Вопрос про «курить» отрезает всякую возможность неформального разговора, показывает им, что он человек опасный. Ладно, ладно, он будет курить в отведенных местах, на улице.
Аэропорт совершенно пуст. Можно хоть сумку свою тут оставить? — Нет, ручную кладь надо брать с собой. — Что, каждый раз? Даже не пробовать тут улыбаться, all jokes will be taken seriously, вологодский конвой шутить не любит.
Порядок есть порядок, он понимает. У них и медицина от этого — изумительная, в сто раз лучше нашей, и все же — глупо. Укладывать вещи на черную ленту помогает ему толстый седой негр, без неприязни, работа такая. Кажется, негр ему даже сочувствует. Наверное, сам потому что курит.
— Опоздал, теперь до утра, — объясняет он негру, возвращаясь с улицы второй уже или третий раз.
— Just one of those days, man… — повторяет тот.
По-русски сказали б: «Бывает». У негра глубокий бас.
Он доходит до места, откуда видно шоссе — там едут редкие машины, не быстро и не медленно, у верхней границы дозволенного, — и вспоминает, как перемещался по окрестностям Бостона с друзьями, а иногда и один. И в каждой встречаемой им машине, он знал, сидит человек, ценящий свою жизнь не меньше, чем он — свою, — и жизнь, и сохранность автомобиля, и оттого, как правило, осторожный, предупредительный, не презирающий себя за готовность уступить. Стоит ли прожить свою жизнь или хотя бы часть ее — почему-то хочется сказать: последнюю — тут? Тут правильно выбрасывают мусор и правильно ставят машины, научиться этому можно, проще, чем английскому языку. Не в одной безопасности дело. Он представляет себя пожилым, почему-то совсем одиноким — может, оттого что в данную минуту одинок — в маленьком местечке на океане, у соседей его красные грубые лица, но сами они не грубы, они говорят про него: здесь живет доктор такой-то, им приятно, что их сосед — врач. Они устояли в жизни, и он устоял, а сколько раз могли сбиться!..

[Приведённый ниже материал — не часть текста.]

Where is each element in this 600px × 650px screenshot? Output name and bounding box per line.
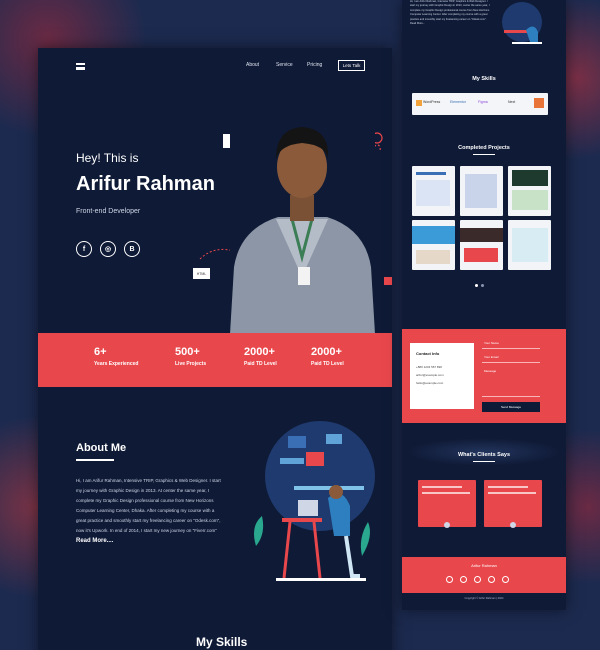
- behance-icon[interactable]: B: [124, 241, 140, 257]
- hero-name: Arifur Rahman: [76, 173, 215, 195]
- project-thumb[interactable]: [460, 166, 503, 216]
- stat-value: 2000+: [244, 346, 275, 358]
- stat-label: Live Projects: [175, 361, 207, 367]
- clients-title: What's Clients Says: [457, 452, 511, 458]
- skill-label: Next: [508, 100, 516, 104]
- about-title: About Me: [76, 442, 127, 454]
- hero-greeting: Hey! This is: [76, 151, 139, 165]
- testimonial-card: [418, 480, 476, 527]
- projects-title: Completed Projects: [458, 145, 510, 151]
- stat-label: Paid TD Level: [311, 361, 344, 367]
- send-message-button[interactable]: Send Message: [482, 402, 540, 412]
- client-avatar: [444, 522, 450, 528]
- developer-illustration: [254, 421, 375, 581]
- name-field[interactable]: Your Name: [482, 339, 540, 349]
- portfolio-main-mockup: About Service Pricing Lets Talk Hey! Thi…: [38, 48, 392, 650]
- footer-twitter-icon[interactable]: [460, 576, 467, 583]
- footer-name: Arifur Rahman: [471, 563, 497, 568]
- html-tag-decoration: HTML: [193, 268, 210, 279]
- skills-logo-strip: WordPress Elementor Figma Next: [412, 93, 548, 115]
- lets-talk-button[interactable]: Lets Talk: [338, 60, 365, 71]
- stat-experience: 6+ Years Experienced: [94, 346, 138, 367]
- about-paragraph: Hi, I am Arifur Rahman, Intensive TRIP, …: [76, 478, 221, 533]
- stat-label: Years Experienced: [94, 361, 139, 367]
- contact-info-card: Contact Info +880 1234 567 890 arifur@ex…: [410, 343, 474, 409]
- project-thumb[interactable]: [508, 166, 551, 216]
- client-avatar: [510, 522, 516, 528]
- project-thumb[interactable]: [412, 220, 455, 270]
- copyright-text: Copyright © Arifur Rahman | 2024: [464, 597, 504, 600]
- contact-line: hello@example.com: [416, 381, 444, 385]
- wordpress-icon: [416, 100, 422, 106]
- menu-icon[interactable]: [76, 63, 85, 70]
- read-more-link[interactable]: Read More....: [76, 538, 113, 544]
- contact-title: Contact Info: [416, 351, 440, 356]
- contact-line: +880 1234 567 890: [416, 365, 442, 369]
- nav-link-pricing[interactable]: Pricing: [307, 62, 322, 68]
- footer-behance-icon[interactable]: [488, 576, 495, 583]
- carousel-dot[interactable]: [481, 284, 484, 287]
- skill-label: WordPress: [423, 100, 441, 104]
- square-decoration: [384, 277, 392, 285]
- footer: Arifur Rahman: [402, 557, 566, 593]
- footer-linkedin-icon[interactable]: [502, 576, 509, 583]
- nav-link-about[interactable]: About: [246, 62, 259, 68]
- project-thumb[interactable]: [460, 220, 503, 270]
- html5-icon: [534, 98, 544, 108]
- portfolio-side-mockup: Hi, I am Arifur Rahman, Intensive TRIP, …: [402, 0, 566, 610]
- hero-role: Front-end Developer: [76, 208, 141, 215]
- testimonial-card: [484, 480, 542, 527]
- stat-label: Paid TD Level: [244, 361, 277, 367]
- nav-link-service[interactable]: Service: [276, 62, 293, 68]
- side-illustration: [502, 2, 542, 44]
- my-skills-heading: My Skills: [196, 635, 248, 649]
- skill-label: Elementor: [450, 100, 466, 104]
- stat-paid-2: 2000+ Paid TD Level: [311, 346, 344, 367]
- stat-value: 6+: [94, 346, 107, 358]
- footer-dribbble-icon[interactable]: [474, 576, 481, 583]
- footer-facebook-icon[interactable]: [446, 576, 453, 583]
- stat-paid-1: 2000+ Paid TD Level: [244, 346, 277, 367]
- project-thumb[interactable]: [412, 166, 455, 216]
- contact-section: Contact Info +880 1234 567 890 arifur@ex…: [402, 329, 566, 423]
- side-intro-text: Hi, I am Arifur Rahman, Intensive TRIP, …: [410, 0, 490, 26]
- dribbble-icon[interactable]: ◎: [100, 241, 116, 257]
- stat-value: 2000+: [311, 346, 342, 358]
- stat-projects: 500+ Live Projects: [175, 346, 206, 367]
- clients-underline: [473, 461, 495, 462]
- stat-value: 500+: [175, 346, 200, 358]
- about-text: Hi, I am Arifur Rahman, Intensive TRIP, …: [76, 476, 224, 546]
- email-field[interactable]: Your Email: [482, 353, 540, 363]
- carousel-dot[interactable]: [475, 284, 478, 287]
- project-thumb[interactable]: [508, 220, 551, 270]
- message-field[interactable]: Message: [482, 367, 540, 397]
- projects-underline: [473, 154, 495, 155]
- profile-photo: [230, 107, 375, 334]
- stats-band: 6+ Years Experienced 500+ Live Projects …: [38, 333, 392, 387]
- contact-line: arifur@example.com: [416, 373, 444, 377]
- side-skills-title: My Skills: [472, 76, 496, 82]
- facebook-icon[interactable]: f: [76, 241, 92, 257]
- skill-label: Figma: [478, 100, 488, 104]
- about-underline: [76, 459, 114, 461]
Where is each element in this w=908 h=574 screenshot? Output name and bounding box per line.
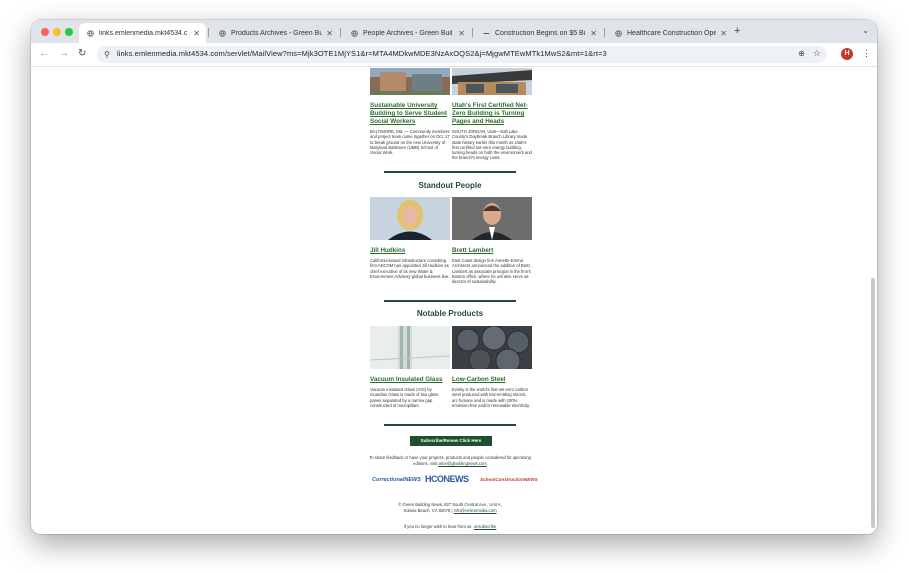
forward-arrow-icon[interactable]: → bbox=[59, 48, 69, 59]
tab-title: People Archives - Green Buil bbox=[363, 29, 453, 37]
product-name[interactable]: Vacuum Insulated Glass bbox=[370, 376, 450, 384]
person-card: Brett Lambert East Coast design firm Ann… bbox=[452, 197, 532, 284]
more-menu-icon[interactable]: ⋮ bbox=[862, 48, 871, 59]
page-viewport: Sustainable University Building to Serve… bbox=[31, 68, 877, 534]
close-tab-icon[interactable]: ✕ bbox=[458, 29, 465, 38]
close-tab-icon[interactable]: ✕ bbox=[193, 29, 200, 38]
minimize-window-button[interactable] bbox=[53, 28, 61, 36]
feedback-text: To share feedback or have your projects,… bbox=[368, 455, 532, 466]
reload-icon[interactable]: ↻ bbox=[78, 48, 86, 59]
products-section-title: Notable Products bbox=[416, 309, 484, 318]
product-card: Vacuum Insulated Glass Vacuum Insulated … bbox=[369, 326, 451, 408]
correctional-news-logo[interactable]: CorrectionalNEWS bbox=[372, 477, 421, 483]
browser-toolbar: ← → ↻ ⚲ links.emlenmedia.mkt4534.com/ser… bbox=[31, 43, 877, 67]
maximize-window-button[interactable] bbox=[65, 28, 73, 36]
globe-icon bbox=[219, 29, 226, 37]
project-body: BALTIMORE, Md. — Community members and p… bbox=[370, 129, 450, 156]
url-text[interactable]: links.emlenmedia.mkt4534.com/servlet/Mai… bbox=[117, 49, 607, 58]
globe-icon bbox=[351, 29, 358, 37]
address-email-link[interactable]: info@emlenmedia.com bbox=[454, 508, 497, 513]
close-tab-icon[interactable]: ✕ bbox=[326, 29, 333, 38]
address-bar[interactable]: ⚲ links.emlenmedia.mkt4534.com/servlet/M… bbox=[97, 46, 827, 63]
close-tab-icon[interactable]: ✕ bbox=[590, 29, 597, 38]
tab-separator bbox=[208, 28, 209, 37]
product-card: Low-Carbon Steel Evinity is the world's … bbox=[452, 325, 532, 408]
feedback-email-link[interactable]: alice@gbuildingnews.com bbox=[438, 461, 486, 466]
product-name[interactable]: Low-Carbon Steel bbox=[452, 376, 532, 384]
close-window-button[interactable] bbox=[41, 28, 49, 36]
footer-address: © Green Building News, 827 South Central… bbox=[368, 502, 532, 513]
browser-window: links.emlenmedia.mkt4534.c ✕ Products Ar… bbox=[31, 20, 877, 534]
project-body: SOUTH JORDAN, Utah—Salt Lake County's Da… bbox=[452, 129, 532, 161]
person-card: Jill Hudkins California-based infrastruc… bbox=[370, 197, 450, 279]
project-card: Sustainable University Building to Serve… bbox=[370, 68, 450, 155]
tab-title: Construction Begins on $5 Bi bbox=[495, 29, 586, 37]
tab-separator bbox=[340, 28, 341, 37]
tab-title: Products Archives - Green Bu bbox=[231, 29, 323, 37]
bookmark-star-icon[interactable]: ☆ bbox=[813, 48, 821, 59]
tab-0[interactable]: links.emlenmedia.mkt4534.c ✕ bbox=[79, 23, 206, 43]
dash-icon bbox=[483, 32, 490, 34]
product-body: Vacuum Insulated Glass (VIG) by Guardian… bbox=[370, 387, 439, 408]
scrollbar[interactable] bbox=[871, 278, 875, 528]
unsubscribe-message: If you no longer wish to hear from us, bbox=[403, 524, 473, 529]
unsubscribe-link[interactable]: unsubscribe bbox=[474, 524, 497, 529]
project-photo[interactable] bbox=[452, 68, 532, 95]
tab-separator bbox=[472, 28, 473, 37]
person-name[interactable]: Jill Hudkins bbox=[370, 247, 450, 255]
globe-icon bbox=[615, 29, 622, 37]
back-arrow-icon[interactable]: ← bbox=[39, 48, 49, 59]
globe-icon bbox=[87, 29, 94, 37]
new-tab-button[interactable]: + bbox=[734, 25, 740, 37]
tab-title: Healthcare Construction Ope bbox=[627, 29, 717, 37]
zoom-icon[interactable]: ⊕ bbox=[798, 49, 805, 58]
people-section-title: Standout People bbox=[418, 181, 482, 190]
unsubscribe-text: If you no longer wish to hear from us, u… bbox=[368, 524, 532, 530]
person-name[interactable]: Brett Lambert bbox=[452, 247, 532, 255]
tab-separator bbox=[604, 28, 605, 37]
profile-avatar[interactable]: H bbox=[841, 48, 853, 60]
project-title[interactable]: Sustainable University Building to Serve… bbox=[370, 102, 450, 126]
close-tab-icon[interactable]: ✕ bbox=[720, 29, 727, 38]
person-photo[interactable] bbox=[370, 197, 450, 240]
person-body: California-based infrastructure consulti… bbox=[370, 258, 450, 279]
site-settings-icon[interactable]: ⚲ bbox=[104, 50, 110, 59]
section-divider bbox=[384, 171, 516, 173]
project-card: Utah's First Certified Net-Zero Building… bbox=[452, 68, 532, 161]
product-body: Evinity is the world's first net-zero ca… bbox=[452, 387, 531, 408]
section-divider bbox=[384, 424, 516, 426]
project-title[interactable]: Utah's First Certified Net-Zero Building… bbox=[452, 102, 532, 126]
tab-search-chevron-icon[interactable]: ⌄ bbox=[862, 26, 869, 35]
school-construction-news-logo[interactable]: SchoolConstructionNEWS bbox=[480, 477, 538, 482]
tab-1[interactable]: Products Archives - Green Bu ✕ bbox=[211, 23, 339, 43]
person-body: East Coast design firm Annette-Emma Arch… bbox=[452, 258, 532, 285]
tab-3[interactable]: Construction Begins on $5 Bi ✕ bbox=[475, 23, 603, 43]
tab-2[interactable]: People Archives - Green Buil ✕ bbox=[343, 23, 471, 43]
section-divider bbox=[384, 300, 516, 302]
subscribe-button[interactable]: Subscribe/Renew Click Here bbox=[410, 436, 492, 446]
product-photo[interactable] bbox=[452, 325, 532, 374]
person-photo[interactable] bbox=[452, 197, 532, 240]
hco-news-logo[interactable]: HCONEWS bbox=[425, 474, 469, 484]
tab-4[interactable]: Healthcare Construction Ope ✕ bbox=[607, 23, 733, 43]
tab-title: links.emlenmedia.mkt4534.c bbox=[99, 29, 188, 37]
tab-strip: links.emlenmedia.mkt4534.c ✕ Products Ar… bbox=[31, 20, 877, 43]
project-photo[interactable] bbox=[370, 68, 450, 95]
address-line-2: Solana Beach, CA 92075 | info@emlenmedia… bbox=[403, 507, 497, 513]
product-photo[interactable] bbox=[369, 326, 451, 369]
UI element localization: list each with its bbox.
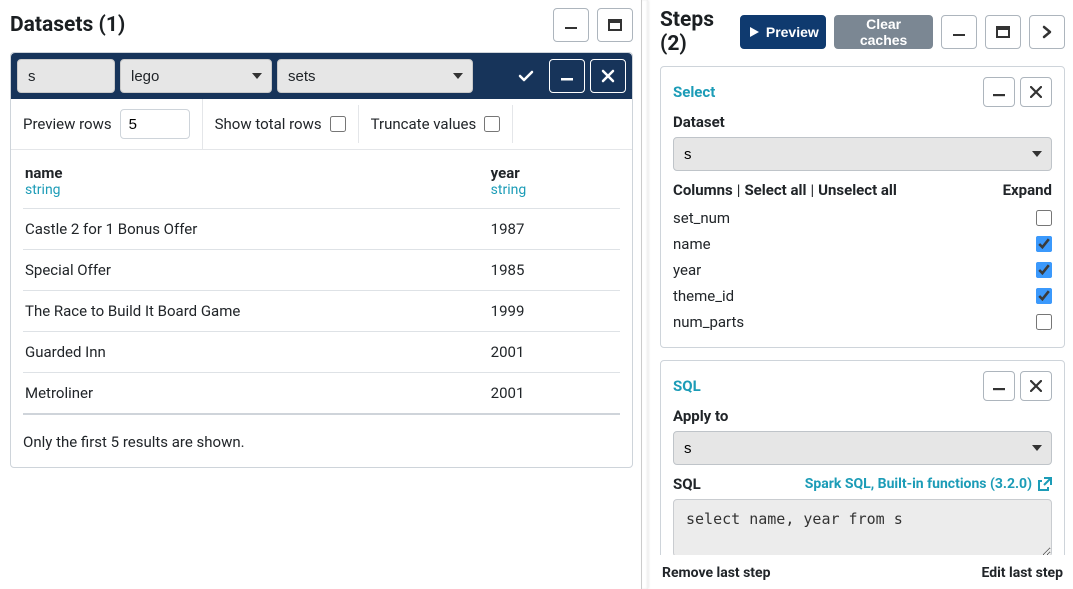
step-collapse-button[interactable] (983, 77, 1015, 107)
remove-last-step-link[interactable]: Remove last step (662, 565, 770, 581)
column-name: year (673, 261, 701, 279)
column-checkbox[interactable] (1036, 236, 1052, 252)
column-type[interactable]: string (25, 182, 61, 198)
preview-rows-input[interactable] (120, 109, 190, 139)
cell-name: Castle 2 for 1 Bonus Offer (23, 209, 489, 250)
column-checkbox[interactable] (1036, 288, 1052, 304)
table-row: Guarded Inn2001 (23, 332, 620, 373)
steps-minimize-button[interactable] (941, 15, 977, 49)
table-row: The Race to Build It Board Game1999 (23, 291, 620, 332)
close-icon (601, 69, 615, 83)
datasets-minimize-button[interactable] (553, 8, 589, 42)
dataset-collapse-button[interactable] (549, 59, 585, 93)
column-checkbox[interactable] (1036, 314, 1052, 330)
dataset-label: Dataset (673, 113, 1052, 131)
column-row: set_num (673, 205, 1052, 231)
column-checkbox[interactable] (1036, 210, 1052, 226)
steps-maximize-button[interactable] (985, 15, 1021, 49)
dataset-table-select[interactable]: sets (277, 59, 473, 93)
cell-year: 2001 (489, 373, 620, 415)
step-remove-button[interactable] (1020, 77, 1052, 107)
dataset-controls: Preview rows Show total rows Truncate va… (11, 99, 632, 150)
steps-next-button[interactable] (1029, 15, 1065, 49)
step-sql-card: SQL Apply to (660, 360, 1065, 555)
window-icon (607, 17, 623, 33)
chevron-right-icon (1040, 25, 1054, 39)
column-row: theme_id (673, 283, 1052, 309)
minus-icon (992, 379, 1006, 393)
unselect-all-link[interactable]: Unselect all (818, 181, 897, 199)
apply-to-label: Apply to (673, 407, 1052, 425)
dataset-card: lego sets (10, 52, 633, 468)
step-select-card: Select Dataset (660, 66, 1065, 348)
column-checkbox[interactable] (1036, 262, 1052, 278)
column-name: num_parts (673, 313, 744, 331)
sql-textarea[interactable] (673, 499, 1052, 555)
minus-icon (560, 69, 574, 83)
cell-name: Guarded Inn (23, 332, 489, 373)
apply-to-select[interactable]: s (673, 431, 1052, 465)
cell-year: 1985 (489, 250, 620, 291)
datasets-maximize-button[interactable] (597, 8, 633, 42)
table-row: Castle 2 for 1 Bonus Offer1987 (23, 209, 620, 250)
column-row: num_parts (673, 309, 1052, 335)
column-header: year (489, 160, 620, 182)
column-header: name (23, 160, 489, 182)
preview-table: name year string string Castle 2 for 1 B… (23, 160, 620, 415)
expand-link[interactable]: Expand (1003, 181, 1052, 199)
window-icon (995, 24, 1011, 40)
preview-button[interactable]: Preview (740, 15, 826, 49)
dataset-confirm-button[interactable] (508, 59, 544, 93)
table-row: Metroliner2001 (23, 373, 620, 415)
select-all-link[interactable]: Select all (744, 181, 806, 199)
columns-label: Columns (673, 181, 733, 199)
step-title[interactable]: SQL (673, 377, 701, 395)
close-icon (1030, 86, 1042, 98)
dataset-toolbar: lego sets (11, 53, 632, 99)
clear-caches-button[interactable]: Clear caches (834, 15, 933, 49)
step-dataset-select[interactable]: s (673, 137, 1052, 171)
step-remove-button[interactable] (1020, 371, 1052, 401)
column-name: name (673, 235, 711, 253)
datasets-pane: Datasets (1) lego (0, 0, 641, 589)
dataset-remove-button[interactable] (590, 59, 626, 93)
cell-year: 1987 (489, 209, 620, 250)
datasets-title: Datasets (1) (10, 13, 125, 37)
minus-icon (951, 24, 967, 40)
check-icon (517, 67, 535, 85)
sql-docs-link[interactable]: Spark SQL, Built-in functions (3.2.0) (805, 476, 1052, 492)
minus-icon (563, 17, 579, 33)
split-handle[interactable] (641, 0, 648, 589)
cell-year: 1999 (489, 291, 620, 332)
truncate-values-checkbox[interactable] (484, 116, 500, 132)
column-name: theme_id (673, 287, 734, 305)
column-row: year (673, 257, 1052, 283)
dataset-source-select[interactable]: lego (120, 59, 272, 93)
show-total-rows-label: Show total rows (215, 115, 322, 133)
preview-footer: Only the first 5 results are shown. (11, 419, 632, 467)
close-icon (1030, 380, 1042, 392)
play-icon (748, 26, 760, 38)
dataset-id-input[interactable] (17, 59, 115, 93)
column-name: set_num (673, 209, 730, 227)
external-link-icon (1038, 477, 1052, 491)
sql-label: SQL (673, 475, 701, 493)
minus-icon (992, 85, 1006, 99)
table-row: Special Offer1985 (23, 250, 620, 291)
preview-rows-label: Preview rows (23, 115, 112, 133)
step-title[interactable]: Select (673, 83, 715, 101)
step-collapse-button[interactable] (983, 371, 1015, 401)
cell-name: Special Offer (23, 250, 489, 291)
edit-last-step-link[interactable]: Edit last step (981, 565, 1063, 581)
truncate-values-label: Truncate values (371, 115, 477, 133)
column-type[interactable]: string (491, 182, 527, 198)
cell-name: Metroliner (23, 373, 489, 415)
show-total-rows-checkbox[interactable] (330, 116, 346, 132)
steps-pane: Steps (2) Preview Clear caches (648, 0, 1073, 589)
cell-name: The Race to Build It Board Game (23, 291, 489, 332)
steps-title: Steps (2) (660, 8, 732, 56)
column-row: name (673, 231, 1052, 257)
cell-year: 2001 (489, 332, 620, 373)
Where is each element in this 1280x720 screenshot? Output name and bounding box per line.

От усталости мысль его сворачивает в сторону: цыганка сегодня утром ему напророчила счастье. Будешь тут счастлив! Есть ли в Америке цыгане? — они, кажется, всюду есть, — нет, связь с доисторическим временем здесь обеспечивают индейцы — впрочем, индейцев-то он за годы уже полетов и не видал — одни диковинные названия наподобие Айдахо, — и вот он снова проходит досмотр и уже лежит на красном полу, всюду линолеум, тут в комнате медитаций — промышленный ковролин, и думает: я участвую в бессмысленной деятельности, а вечность есть, конечно, прав был отец, есть вечность, и осмыслено только то, что имеет проекцию в эту самую вечность, свою в ней часть. Лечение людей — не важно каких — имеет проекцию в вечность, хоть и живут его пациенты не вечно, а иногда и совсем чуть-чуть. И встреча с друзьями, не состоявшаяся сегодня, — имеет. И слушанье музыки, и разглядывание природы… А остальное — как это его дурацкое зарабатывание денег — what а waste! Отчего английские слова приходят первыми в голову? Ведь не так хорошо он знает язык, да и в русском немало синонимов для «впустую»: даром, втуне, вотще, понапрасну, всуе… Много слов: вхолостую, попусту, без нужды, зазря, почем зря…
Все, он спит.
Спит он не очень долго, часа полтора, и пробуждается от страшного шума: в комнату въезжает огромный, невиданный пылесос. Управляет им черноволосый маленький человек — мексиканец, наверное, — в наушниках, чтоб не оглохнуть. Наушники оторочены искусственным розовым мехом — как будто индеец с перьями на голове.
Он коротко смеется и тут же делает вид, что спит. Ужасный грохот, как можно спать? Ну не спит, медитирует, зачем-то ведь есть эта комната? Неохота вставать. Давай-ка, катись отсюда, индеец, и без тебя тут негрязно! Тот быстренько проходится жуткой своей машиной — от него буквально в нескольких сантиметрах — все, снова один, тишина.
Он смотрит на часы, закрывает глаза и вызывает образы тех, кто его безусловно любит. Такой управляемый сон, почти целиком подконтрольный сознанию — и все-таки управляемый не совсем.
Ему хочется видеть отца — вот он, отец. Он принимает отца целиком, не как носителя свойств и качеств. Они хорошо известны ему — кому же еще их знать, как не сыну? — но к самому отцу, к тайне личности, не имеют словно бы отношения. Добрый, щедрый, самоотверженный — да, конечно, но все это может он сказать, например, и о своих друзьях.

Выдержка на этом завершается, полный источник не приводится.